Tuesday, September 28, 2010

Zimbabwé / Les É.-U. exhortent le gouvernement de transition à respecter les droits de l’homme

WASHINGTON, 28 septembre 2010/African Press Organization (APO)

Le secrétaire d’État adjoint aux affaires africaines, M. Johnnie Carson, et d’autres hauts responsables américains ont déclaré à des représentants du gouvernement de transition du Zimbabwé, lors d’une réunion aux Nations unies le 23 septembre, qu’ils devraient dénoncer les violations des droits de l’homme au Zimbabwé, observer les normes internationales dans ce domaine et avancer sur le plan politique de manière à favoriser une très nécessaire reprise économique.

La délégation des États-Unis à cette réunion a souligné en outre que les sanctions américaines ciblées contre le Zimbabwé resteraient en vigueur contre les personnes et institutions qui continuaient de nuire aux institutions démocratiques et de violer les droits de l’homme, ou de tirer profit de ce genre d’activité.

La sous-secrétaire d’État adjointe aux affaires africaines, Mme Susan Page, a exposé à la presse les grandes lignes de la réunion lors d’une téléconférence de presse par téléphone. Participaient également à la réunion la directrice des affaires africaines au Conseil national de sécurité, Mme Michelle Gavin, et le sous-secrétaire d’État adjoint à la démocratie, aux droits de l’homme et au travail, M. Daniel Baer.

Mme Page a indiqué aux journalistes que, pendant la réunion, M. Carson « a longuement parlé des violations des droits de l’homme, des saisies de terres et en particulier de l’arrestation de femmes qui manifestaient pacifiquement au sujet du processus constitutionnel ». De plus, la délégation a invité les autorités zimbabwéennes à « dénoncer ce genre d’abus, ne pas rester silencieux ».

Interrogée au sujet des sanctions contre le Zimbabwé, Mme Page a indiqué que les États-Unis rejetaient l’assertion selon laquelle les sanctions américaines auraient eu un sérieux effet global sur l’économie zimbabwéenne ou sur les conditions de vie de la population. « Ces sanctions sont ciblées. Elles ne visent que certains individus et quelques institutions qui sont responsables, selon nous, de la politique et des mesures qui ont conduit au déclin économique et politique du Zimbabwé. »

Les États-Unis, en fait, révisent régulièrement leurs sanctions, a-t-elle poursuivi. « Nous les levons pour les personnes et institutions lorsque nous pensons que celles-ci ne posent plus de problème de ce genre. À vrai dire, toutefois, tant que dureront ces violations des droits de l’homme, ce manque de respect envers les droits civiques et politiques du peuple zimbabwéen, tant que cela durera, nous ne pourrons vraiment pas lever les sanctions simplement parce que les gens pensent que nous sommes la cause de leurs difficultés. Nous encourageons les Zimbabwéens à s’interroger sur eux-mêmes et à faire face aux problèmes qu’ils se sont attirés. »

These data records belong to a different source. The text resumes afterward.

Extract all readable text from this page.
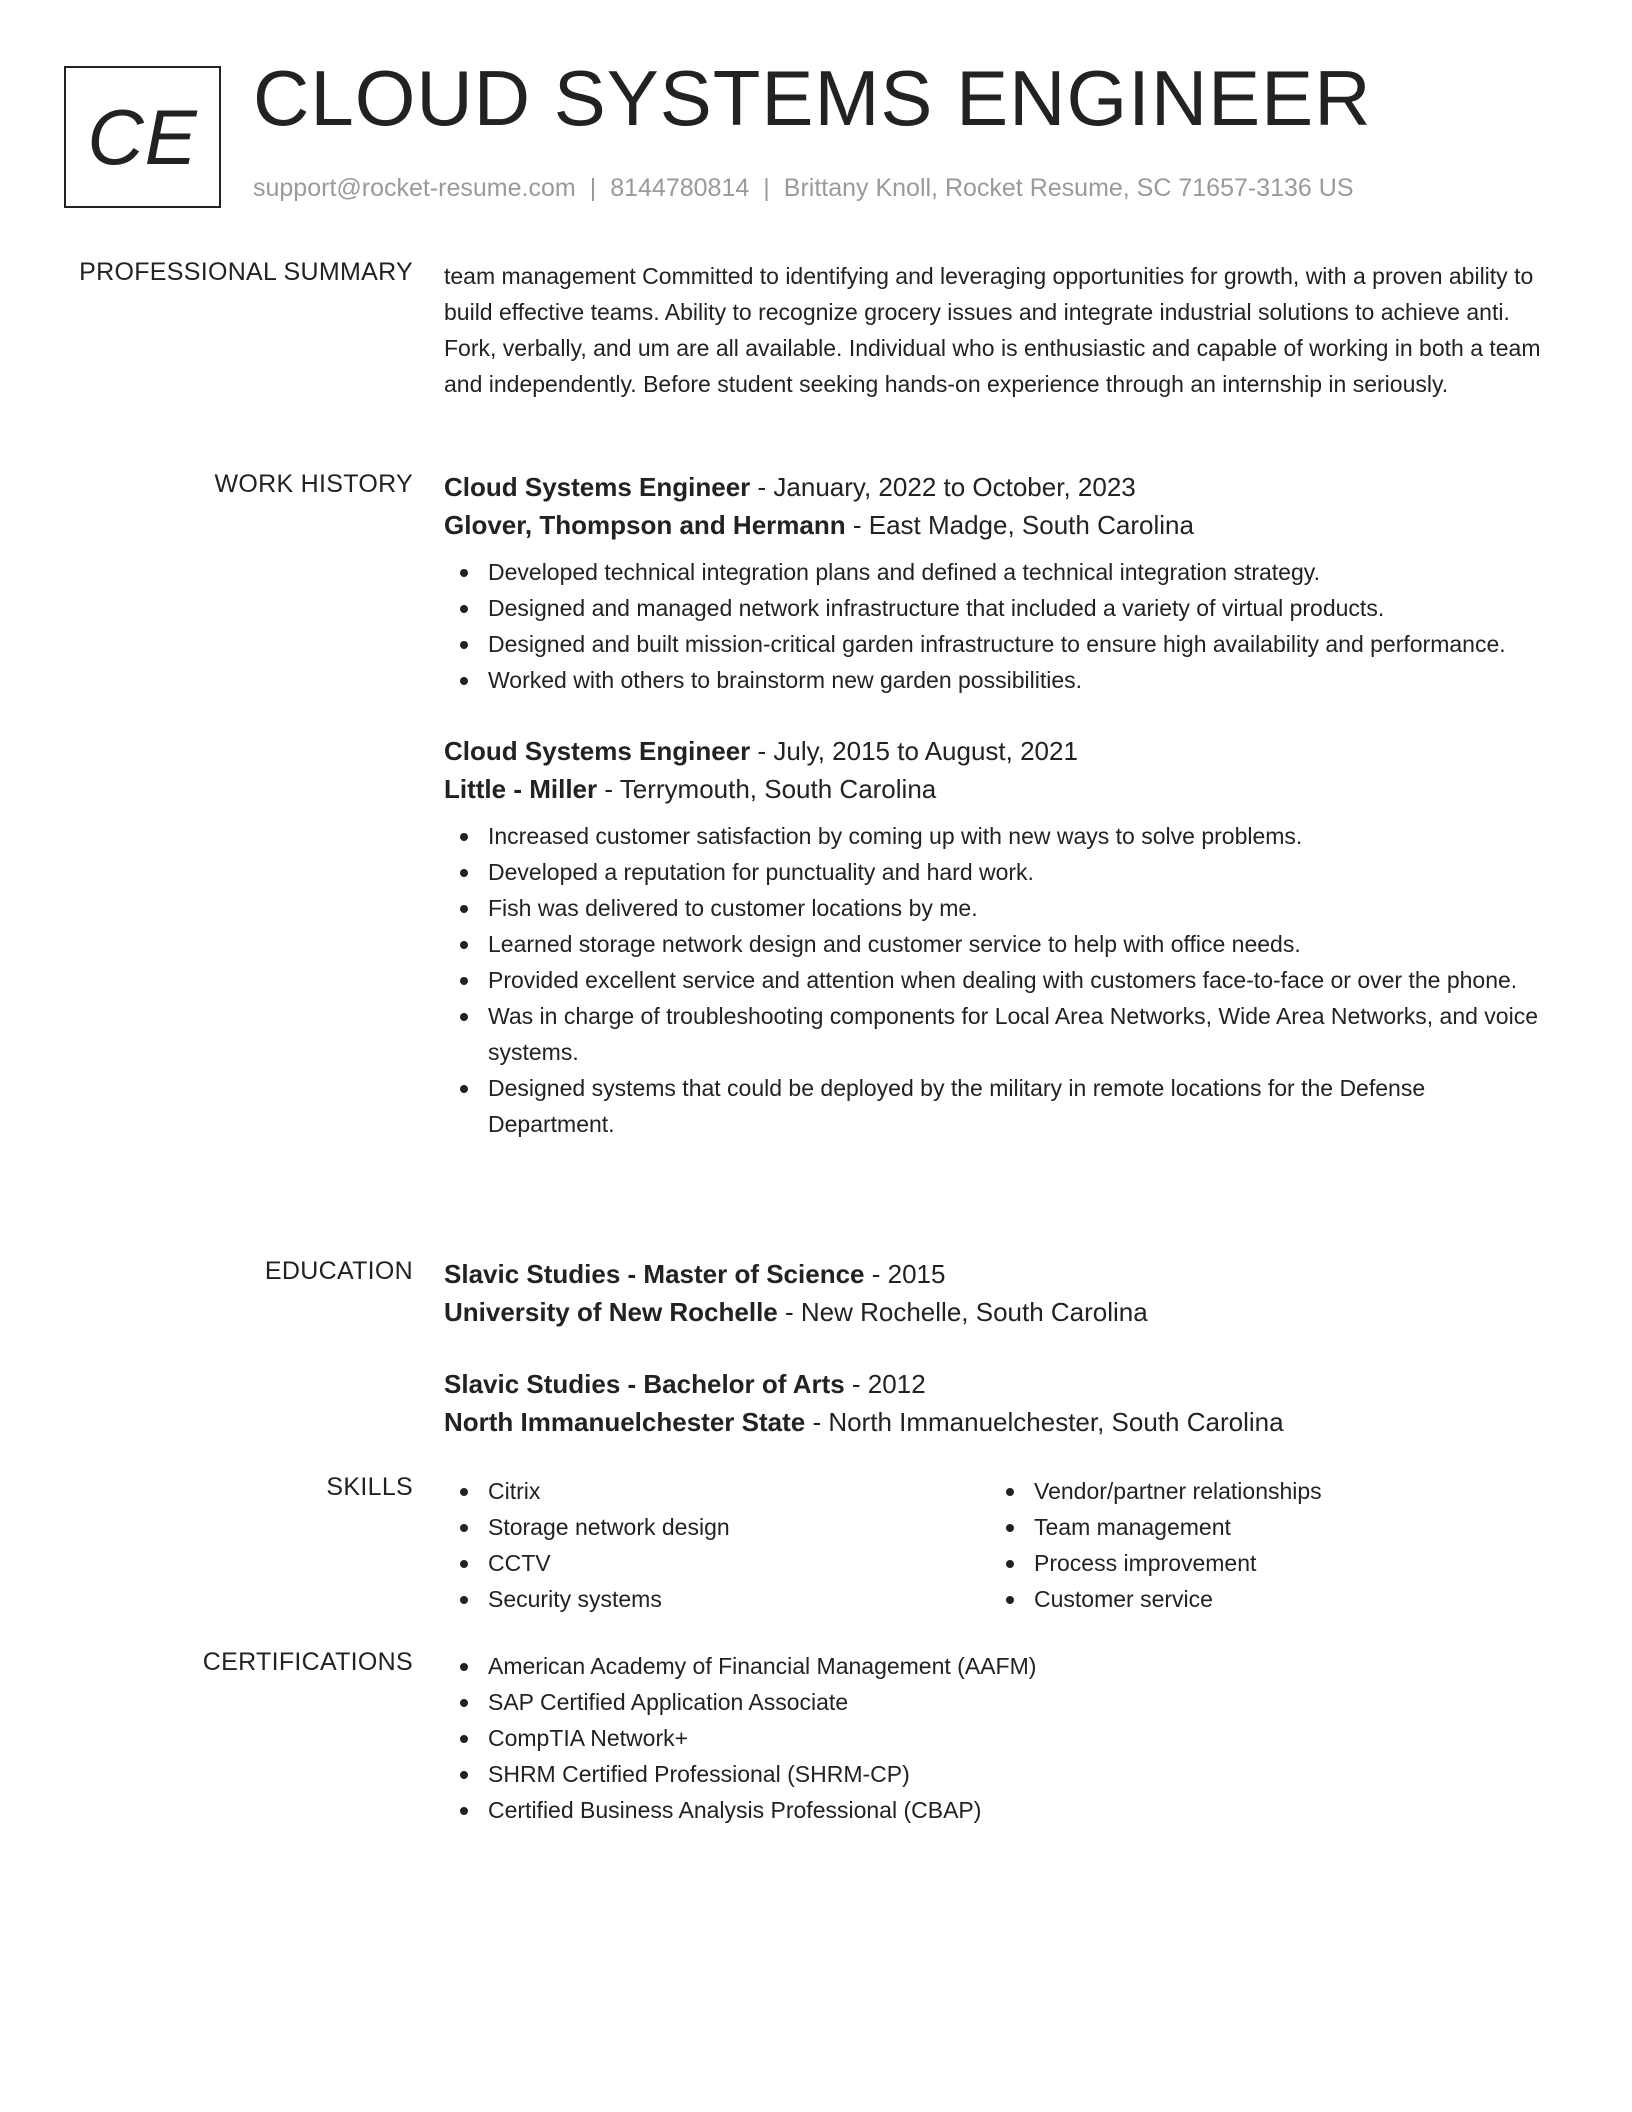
CE CLOUD SYSTEMS ENGINEER
support@rocket-resume.com | 8144780814 | Brittany Knoll, Rocket Resume, SC 71657-3136 US
PROFESSIONAL SUMMARY team management Committed to identifying and leveraging opportunities for growth, with a proven ability to build effective teams. Ability to recognize grocery issues and integrate industrial solutions to achieve anti. Fork, verbally, and um are all available. Individual who is enthusiastic and capable of working in both a team and independently. Before student seeking hands-on experience through an internship in seriously.
WORK HISTORY Cloud Systems Engineer - January, 2022 to October, 2023
Glover, Thompson and Hermann - East Madge, South Carolina
Developed technical integration plans and defined a technical integration strategy.
Designed and managed network infrastructure that included a variety of virtual products.
Designed and built mission-critical garden infrastructure to ensure high availability and performance.
Worked with others to brainstorm new garden possibilities.
Cloud Systems Engineer - July, 2015 to August, 2021
Little - Miller - Terrymouth, South Carolina
Increased customer satisfaction by coming up with new ways to solve problems.
Developed a reputation for punctuality and hard work.
Fish was delivered to customer locations by me.
Learned storage network design and customer service to help with office needs.
Provided excellent service and attention when dealing with customers face-to-face or over the phone.
Was in charge of troubleshooting components for Local Area Networks, Wide Area Networks, and voice systems.
Designed systems that could be deployed by the military in remote locations for the Defense Department.
EDUCATION Slavic Studies - Master of Science - 2015
University of New Rochelle - New Rochelle, South Carolina
Slavic Studies - Bachelor of Arts - 2012
North Immanuelchester State - North Immanuelchester, South Carolina
SKILLS	Citrix
Storage network design
CCTV
Security systems
Vendor/partner relationships
Team management
Process improvement
Customer service
CERTIFICATIONS	American Academy of Financial Management (AAFM)
SAP Certified Application Associate
CompTIA Network+
SHRM Certified Professional (SHRM-CP)
Certified Business Analysis Professional (CBAP)
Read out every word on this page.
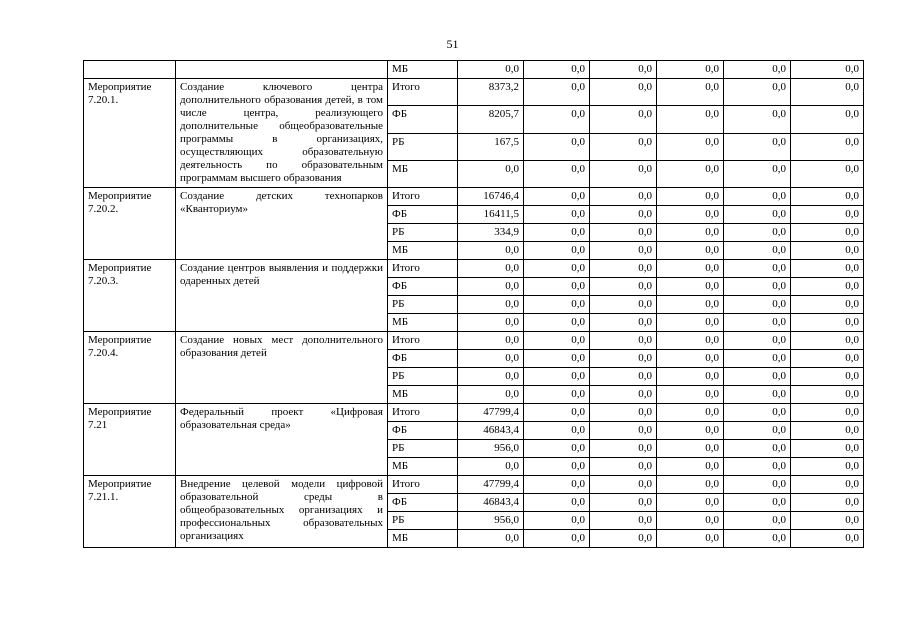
51
		МБ	0,0	0,0	0,0	0,0	0,0	0,0
Мероприятие 7.20.1.	Создание ключевого центра дополнительного образования детей, в том числе центра, реализующего дополнительные общеобразовательные программы в организациях, осуществляющих образовательную деятельность по образовательным программам высшего образования	Итого	8373,2	0,0	0,0	0,0	0,0	0,0
		ФБ	8205,7	0,0	0,0	0,0	0,0	0,0
		РБ	167,5	0,0	0,0	0,0	0,0	0,0
		МБ	0,0	0,0	0,0	0,0	0,0	0,0
Мероприятие 7.20.2.	Создание детских технопарков «Кванториум»	Итого	16746,4	0,0	0,0	0,0	0,0	0,0
		ФБ	16411,5	0,0	0,0	0,0	0,0	0,0
		РБ	334,9	0,0	0,0	0,0	0,0	0,0
		МБ	0,0	0,0	0,0	0,0	0,0	0,0
Мероприятие 7.20.3.	Создание центров выявления и поддержки одаренных детей	Итого	0,0	0,0	0,0	0,0	0,0	0,0
		ФБ	0,0	0,0	0,0	0,0	0,0	0,0
		РБ	0,0	0,0	0,0	0,0	0,0	0,0
		МБ	0,0	0,0	0,0	0,0	0,0	0,0
Мероприятие 7.20.4.	Создание новых мест дополнительного образования детей	Итого	0,0	0,0	0,0	0,0	0,0	0,0
		ФБ	0,0	0,0	0,0	0,0	0,0	0,0
		РБ	0,0	0,0	0,0	0,0	0,0	0,0
		МБ	0,0	0,0	0,0	0,0	0,0	0,0
Мероприятие 7.21	Федеральный проект «Цифровая образовательная среда»	Итого	47799,4	0,0	0,0	0,0	0,0	0,0
		ФБ	46843,4	0,0	0,0	0,0	0,0	0,0
		РБ	956,0	0,0	0,0	0,0	0,0	0,0
		МБ	0,0	0,0	0,0	0,0	0,0	0,0
Мероприятие 7.21.1.	Внедрение целевой модели цифровой образовательной среды в общеобразовательных организациях и профессиональных образовательных организациях	Итого	47799,4	0,0	0,0	0,0	0,0	0,0
		ФБ	46843,4	0,0	0,0	0,0	0,0	0,0
		РБ	956,0	0,0	0,0	0,0	0,0	0,0
		МБ	0,0	0,0	0,0	0,0	0,0	0,0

Selon Mme Page, les sanctions américaines portent sur des interdictions de déplacement et sur des gels d’avoirs et s’appliquent à 244 particuliers, institutions ou entreprises.

Qualifiant la rencontre à l’ONU de « très cordiale, très agréable », la haute responsable a voulu corriger l’idée erronée, le « mythe » selon lequel « nous aurions subitement repris le dialogue avec le Zimbabwé ». Elle a déclaré qu’en fait, « nous n’avons jamais rompu le dialogue avec le Zimbabwé. Nous avons de pleines relations diplomatiques avec ce pays. Il a un ambassadeur chez nous, et nous en avons un chez lui. Nous avons un programme d’aide très important au peuple zimbabwéen. Nous avons toujours été à l’écoute, prêts à organiser des réunions pour essayer de faire avancer nos relations, et nous nous réjouissons d’avoir pu organiser celle-ci. Il ne s’agit donc pas de rétablir le contact. Le contact est continuel. »

L’aide des États-Unis au Zimbabwé, l’an dernier, a totalisé 300 millions de dollars au titre des services de santé, de l’adduction d’eau potable, de l’enseignement, de l’agriculture, de la protection sociale et d’un gamme d’autres services essentiels, conformément aux priorités du nouveau gouvernement de transition. En juin 2009, le président Obama s’est engagé à verser une aide supplémentaire de 73 millions de dollars dans la lutte contre le sida et en faveur de la démocratie et de la bonne gouvernance.